9th Annual Workshop, October 28-31, 1999
Co-sponsored by the U.S. Department of Energy
Development of non-redundant arrays of full-length cDNAs
Maria F. Bonaldo1, Brian Berger1, Todd Scheetz1, 2, Kyle Munn2, Chad Roberts2, Kang Liu2, Thomas Casavant2 and Marcelo Bento Soares1, 3
Departments of 1Pediatrics, 2Electrical and Computer Engineering, and 3Physiology and Biophysics, University of Iowa, Iowa City, Iowa, USA
Large-scale programs are soon going to be initiated aimed at the generation of complete and accurate sequence of large numbers of full-length cDNAs.

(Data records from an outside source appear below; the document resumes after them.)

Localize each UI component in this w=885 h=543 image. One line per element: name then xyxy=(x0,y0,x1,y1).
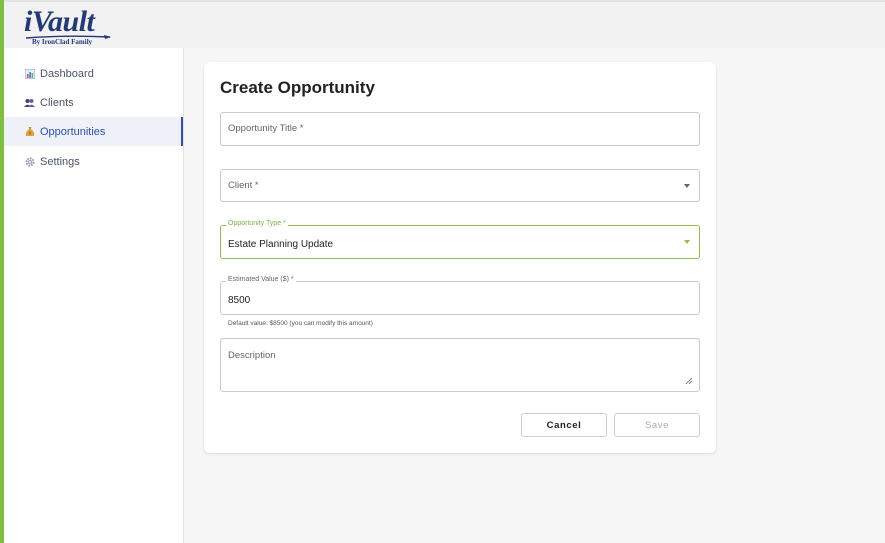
sidebar-item-label: Dashboard xyxy=(40,67,94,80)
sidebar-item-opportunities[interactable]: Opportunities xyxy=(4,117,183,146)
sidebar-item-label: Opportunities xyxy=(40,125,106,138)
opportunity-title-input[interactable]: Opportunity Title * xyxy=(220,112,700,146)
sidebar-item-dashboard[interactable]: Dashboard xyxy=(4,59,183,88)
resize-handle-icon[interactable] xyxy=(685,377,692,384)
logo-tagline: By IronClad Family xyxy=(32,38,93,46)
bar-chart-icon xyxy=(24,68,35,79)
estimated-value-helper-text: Default value: $8500 (you can modify thi… xyxy=(228,320,373,327)
opportunity-type-select[interactable]: Opportunity Type * Estate Planning Updat… xyxy=(220,220,700,259)
opportunity-type-label: Opportunity Type * xyxy=(226,220,288,227)
estimated-value-value: 8500 xyxy=(228,295,251,306)
opportunity-type-value: Estate Planning Update xyxy=(228,239,334,250)
top-header xyxy=(4,0,885,48)
client-select[interactable]: Client * xyxy=(220,169,700,202)
estimated-value-input[interactable]: Estimated Value ($) * 8500 xyxy=(220,276,700,315)
people-icon xyxy=(24,97,35,108)
sidebar-item-settings[interactable]: Settings xyxy=(4,147,183,176)
gear-icon xyxy=(24,156,35,167)
save-button[interactable]: Save xyxy=(614,413,700,437)
money-bag-icon xyxy=(24,126,35,137)
description-textarea[interactable]: Description xyxy=(220,338,700,392)
cancel-button[interactable]: Cancel xyxy=(521,413,607,437)
estimated-value-label: Estimated Value ($) * xyxy=(226,276,296,283)
app-logo[interactable]: iVault By IronClad Family xyxy=(24,6,114,48)
chevron-down-icon xyxy=(684,240,690,244)
sidebar: Dashboard Clients Opportunities Settings xyxy=(4,48,184,543)
opportunity-title-placeholder: Opportunity Title * xyxy=(228,123,304,134)
create-opportunity-card: Create Opportunity Opportunity Title * C… xyxy=(204,62,716,453)
client-placeholder: Client * xyxy=(228,180,259,191)
top-header-border xyxy=(4,0,885,2)
sidebar-item-clients[interactable]: Clients xyxy=(4,88,183,117)
sidebar-item-label: Clients xyxy=(40,96,74,109)
description-placeholder: Description xyxy=(228,350,276,361)
page-title: Create Opportunity xyxy=(220,78,375,97)
chevron-down-icon xyxy=(684,183,690,188)
sidebar-item-label: Settings xyxy=(40,155,80,168)
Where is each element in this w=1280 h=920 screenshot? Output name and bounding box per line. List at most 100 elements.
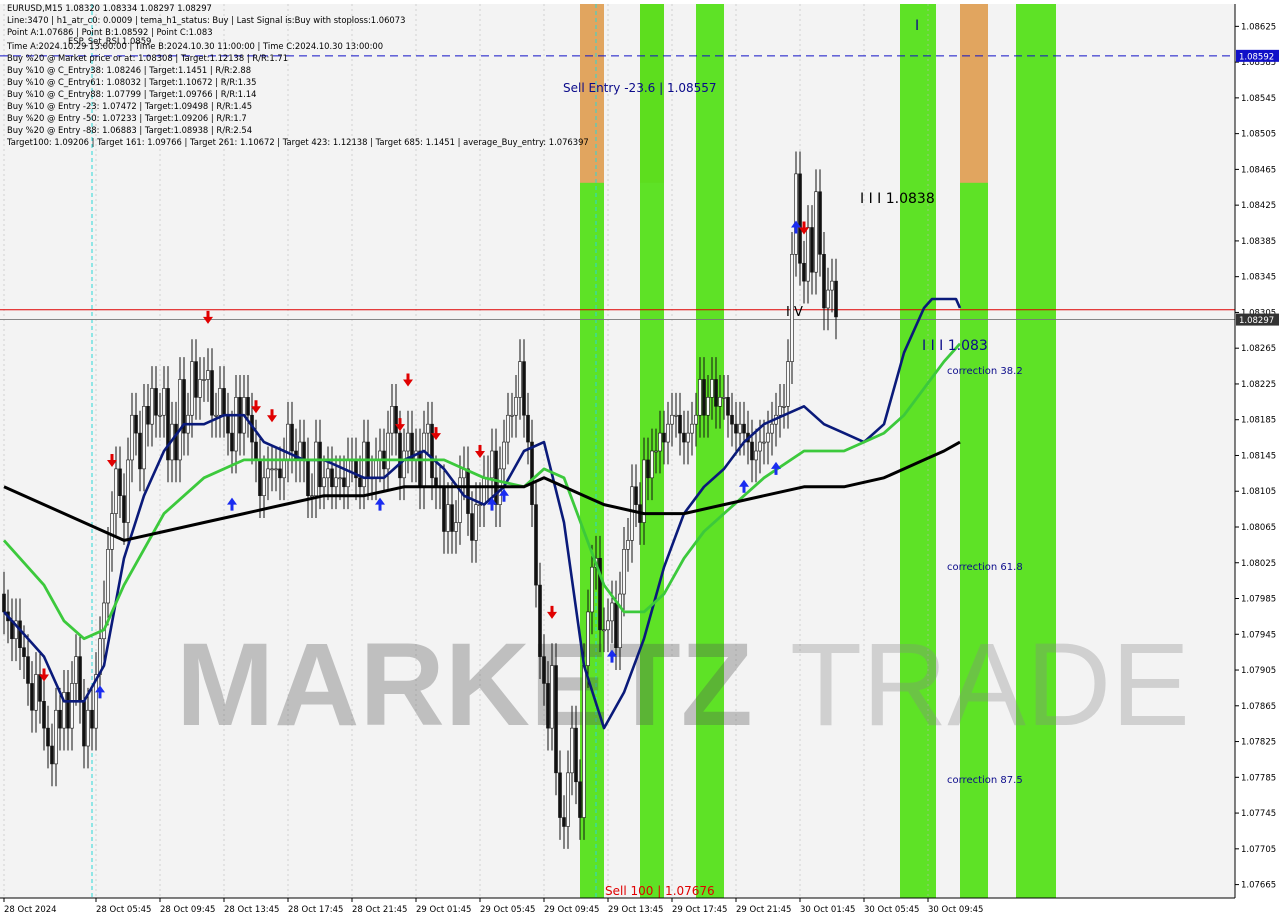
candle-body: [714, 379, 718, 407]
header-line: Line:3470 | h1_atr_c0: 0.0009 | tema_h1_…: [7, 15, 406, 25]
y-tick-label: 1.07945: [1241, 630, 1276, 640]
candle-body: [234, 397, 238, 452]
candle-body: [490, 450, 494, 479]
candle-body: [270, 468, 274, 471]
y-tick-label: 1.08105: [1241, 487, 1276, 497]
header-line: Buy %10 @ C_Entry88: 1.07799 | Target:1.…: [7, 89, 257, 99]
candle-body: [446, 504, 450, 532]
header-line: Buy %10 @ C_Entry38: 1.08246 | Target:1.…: [7, 65, 252, 75]
candle-body: [86, 709, 90, 747]
candle-body: [174, 423, 178, 461]
candle-body: [754, 450, 758, 461]
candle-body: [530, 441, 534, 505]
y-tick-label: 1.07865: [1241, 702, 1276, 712]
candle-body: [374, 459, 378, 479]
candle-body: [106, 549, 110, 604]
x-tick-label: 29 Oct 05:45: [480, 905, 535, 915]
candle-body: [526, 414, 530, 443]
candle-body: [722, 397, 726, 399]
candle-body: [554, 665, 558, 774]
sell-zone: [960, 4, 988, 183]
y-tick-label: 1.08465: [1241, 165, 1276, 175]
x-tick-label: 28 Oct 17:45: [288, 905, 343, 915]
x-tick-label: 29 Oct 13:45: [608, 905, 663, 915]
header-line: Buy %10 @ Entry -23: 1.07472 | Target:1.…: [7, 101, 253, 111]
candle-body: [198, 379, 202, 398]
candle-body: [230, 432, 234, 452]
y-tick-label: 1.08625: [1241, 22, 1276, 32]
candle-body: [458, 477, 462, 523]
header-line: EURUSD,M15 1.08320 1.08334 1.08297 1.082…: [7, 3, 212, 13]
candle-body: [342, 477, 346, 488]
candle-body: [646, 459, 650, 479]
candle-body: [758, 441, 762, 452]
candle-body: [22, 647, 26, 657]
candle-body: [682, 432, 686, 443]
candle-body: [506, 414, 510, 443]
candle-body: [810, 227, 814, 273]
candle-body: [214, 414, 218, 417]
x-tick-label: 28 Oct 21:45: [352, 905, 407, 915]
candle-body: [338, 477, 342, 480]
candle-body: [622, 549, 626, 595]
candle-body: [562, 817, 566, 827]
y-tick-label: 1.07745: [1241, 809, 1276, 819]
candle-body: [578, 781, 582, 818]
candle-body: [586, 611, 590, 666]
candle-body: [158, 414, 162, 417]
candle-body: [202, 379, 206, 381]
candle-body: [150, 388, 154, 425]
candle-body: [634, 486, 638, 505]
candle-body: [306, 459, 310, 497]
candle-body: [318, 441, 322, 488]
candle-body: [58, 709, 62, 729]
candle-body: [546, 683, 550, 729]
candle-body: [718, 397, 722, 407]
x-tick-label: 29 Oct 09:45: [544, 905, 599, 915]
candle-body: [606, 620, 610, 631]
y-tick-label: 1.08505: [1241, 130, 1276, 140]
candle-body: [386, 432, 390, 470]
chart: MARKETZ TRADE Sell Entry -23.6 | 1.08557…: [0, 0, 1280, 920]
candle-body: [454, 522, 458, 532]
buy-zone: [696, 4, 724, 898]
candle-body: [822, 254, 826, 309]
wave-iii-c-label: I I I 1.083: [922, 338, 988, 354]
y-tick-label: 1.08425: [1241, 201, 1276, 211]
candle-body: [726, 397, 730, 416]
candle-body: [426, 423, 430, 434]
candle-body: [46, 727, 50, 747]
header-line: Buy %10 @ C_Entry61: 1.08032 | Target:1.…: [7, 77, 257, 87]
candle-body: [626, 540, 630, 550]
y-tick-label: 1.08185: [1241, 416, 1276, 426]
watermark-text-2: TRADE: [790, 619, 1190, 751]
y-tick-label: 1.08145: [1241, 451, 1276, 461]
candle-body: [466, 468, 470, 514]
correction-875-label: correction 87.5: [947, 775, 1023, 786]
y-tick-label: 1.08345: [1241, 273, 1276, 283]
candle-body: [702, 379, 706, 416]
candle-body: [602, 629, 606, 632]
price-tag-label: 1.08592: [1239, 52, 1274, 62]
y-tick-label: 1.07705: [1241, 845, 1276, 855]
candle-body: [78, 656, 82, 702]
candle-body: [442, 486, 446, 532]
correction-382-label: correction 38.2: [947, 366, 1023, 377]
candle-body: [226, 414, 230, 434]
candle-body: [694, 414, 698, 425]
candle-body: [2, 593, 6, 613]
wave-i-label: I: [915, 18, 919, 34]
candle-body: [38, 674, 42, 702]
candle-body: [122, 495, 126, 523]
candle-body: [362, 441, 366, 488]
candle-body: [558, 772, 562, 818]
header-line: Time A:2024.10.29 13:00:00 | Time B:2024…: [7, 41, 384, 51]
header-line: Buy %20 @ Market price or at: 1.08308 | …: [7, 53, 289, 63]
candle-body: [322, 477, 326, 488]
candle-body: [662, 432, 666, 443]
candle-body: [430, 423, 434, 479]
candle-body: [818, 191, 822, 255]
candle-body: [730, 414, 734, 425]
candle-body: [290, 423, 294, 452]
candle-body: [734, 423, 738, 434]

It is anticipated that the resulting information will not only expedite the identification of human disease-causing genes but also will facilitate the process of annotation of the genomic sequences currently being generated. Central to this effort, however, is the existence of non- redundant sets of full-length cDNAs. Although several methods have been developed for construction of libraries enriched for full-length cDNAs, there aren't any publicly available arrayed sets of full-length cDNA clones. That will require en masse identification of full-length clones in libraries enriched for full-length cDNAs, clustering for identification of a non-redundant set of cDNAs, and their rearraying into 96 or 384 well plates. Towards this goal, we have generated and thoroughly characterized four cDNA libraries enriched for full-length cDNAs that we constructed from size fractionated human germinal center B cell cytoplasmic mRNA. Our strategy to generate non- redundant arrayed collections of full-length cDNAs involves the following steps:
(1) Generation of 5'ESTs from a large number of clones,
(2) Clustering for identification (and sequence assembly) of a non-redundant collection of cDNAs/ESTs,
(3) Blast analysis for identification of cDNAs corresponding to mRNAs for which sequence information is not yet available in Genbank,
(4) Informatics analysis with a "5' classifier program" for identification of 5'ESTs likely to encompass the start codon,
(5) re-arraying of a non- redundant set of full-length cDNAs.
To date we have generated in excess of 13,000 5'ESTs and we have started to build a non-redundant collection of full-length cDNAs.